[Cicero’s Tusculan Disputations by Marcus Tullius Cicero]@TWC D-Link book
Cicero’s Tusculan Disputations

BOOK I
24/43

Therefore, even if Cyrus, the King of the Persians, was a most righteous and wise monarch, I should still think that the interest of the people (for this is, as I have said before, the same as the Commonwealth) could not be very effectually promoted when all things depended on the beck and nod of one individual.

And though at present the people of Marseilles, our clients, are governed with the greatest justice by elected magistrates of the highest rank, still there is always in this condition of the people a certain appearance of servitude; and when the Athenians, at a certain period, having demolished their Areopagus, conducted all public affairs by the acts and decrees of the democracy alone, their State, as it no longer contained a distinct gradation of ranks, was no longer able to retain its original fair appearance.
XXVIII.

I have reasoned thus on the three forms of government, not looking on them in their disorganized and confused conditions, but in their proper and regular administration.

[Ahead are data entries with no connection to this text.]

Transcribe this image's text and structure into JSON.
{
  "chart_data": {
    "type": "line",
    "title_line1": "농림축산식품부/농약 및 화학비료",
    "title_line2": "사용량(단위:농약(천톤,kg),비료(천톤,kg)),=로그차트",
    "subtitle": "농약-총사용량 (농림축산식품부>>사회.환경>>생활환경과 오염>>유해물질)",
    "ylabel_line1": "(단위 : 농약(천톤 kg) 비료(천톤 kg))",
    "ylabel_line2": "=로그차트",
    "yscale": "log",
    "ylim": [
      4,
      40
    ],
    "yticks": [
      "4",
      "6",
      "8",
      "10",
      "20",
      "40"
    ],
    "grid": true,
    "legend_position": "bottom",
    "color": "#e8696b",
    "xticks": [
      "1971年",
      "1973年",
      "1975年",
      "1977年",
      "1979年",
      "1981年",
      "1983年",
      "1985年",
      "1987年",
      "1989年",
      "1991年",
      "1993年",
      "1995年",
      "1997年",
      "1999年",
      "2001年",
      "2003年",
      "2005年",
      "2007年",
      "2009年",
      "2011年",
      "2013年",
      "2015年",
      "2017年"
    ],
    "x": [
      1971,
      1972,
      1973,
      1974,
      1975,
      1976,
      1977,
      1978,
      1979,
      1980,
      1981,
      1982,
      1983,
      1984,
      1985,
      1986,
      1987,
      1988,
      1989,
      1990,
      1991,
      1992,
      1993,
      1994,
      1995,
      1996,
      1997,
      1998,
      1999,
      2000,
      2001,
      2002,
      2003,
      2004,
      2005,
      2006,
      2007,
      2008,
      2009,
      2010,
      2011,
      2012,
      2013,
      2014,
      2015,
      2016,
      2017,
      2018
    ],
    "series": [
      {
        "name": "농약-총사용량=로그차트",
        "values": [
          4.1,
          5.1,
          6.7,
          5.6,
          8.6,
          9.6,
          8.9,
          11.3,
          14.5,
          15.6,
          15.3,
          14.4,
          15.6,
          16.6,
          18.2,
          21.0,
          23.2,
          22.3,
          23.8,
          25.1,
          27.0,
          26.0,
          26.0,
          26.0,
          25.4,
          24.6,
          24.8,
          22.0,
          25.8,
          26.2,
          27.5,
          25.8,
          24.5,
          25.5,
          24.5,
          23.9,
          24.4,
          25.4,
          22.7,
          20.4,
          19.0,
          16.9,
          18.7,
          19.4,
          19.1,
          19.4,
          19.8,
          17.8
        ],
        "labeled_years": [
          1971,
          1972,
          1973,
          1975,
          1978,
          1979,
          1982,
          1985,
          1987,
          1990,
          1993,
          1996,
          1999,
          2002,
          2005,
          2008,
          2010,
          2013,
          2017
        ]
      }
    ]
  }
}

These three particular forms, however, contained in themselves, from the first, the faults and defects I have mentioned; but they have also other dangerous vices, for there is not one of these three forms of government which has not a precipitous and slippery passage down to some proximate abuse.

For, after thinking of that endurable, or, as you will have it, most amiable king, Cyrus--to name him in preference to any one else--then, to produce a change in our minds, we behold the barbarous Phalaris, that model of tyranny, to which the monarchical authority is easily abused by a facile and natural inclination.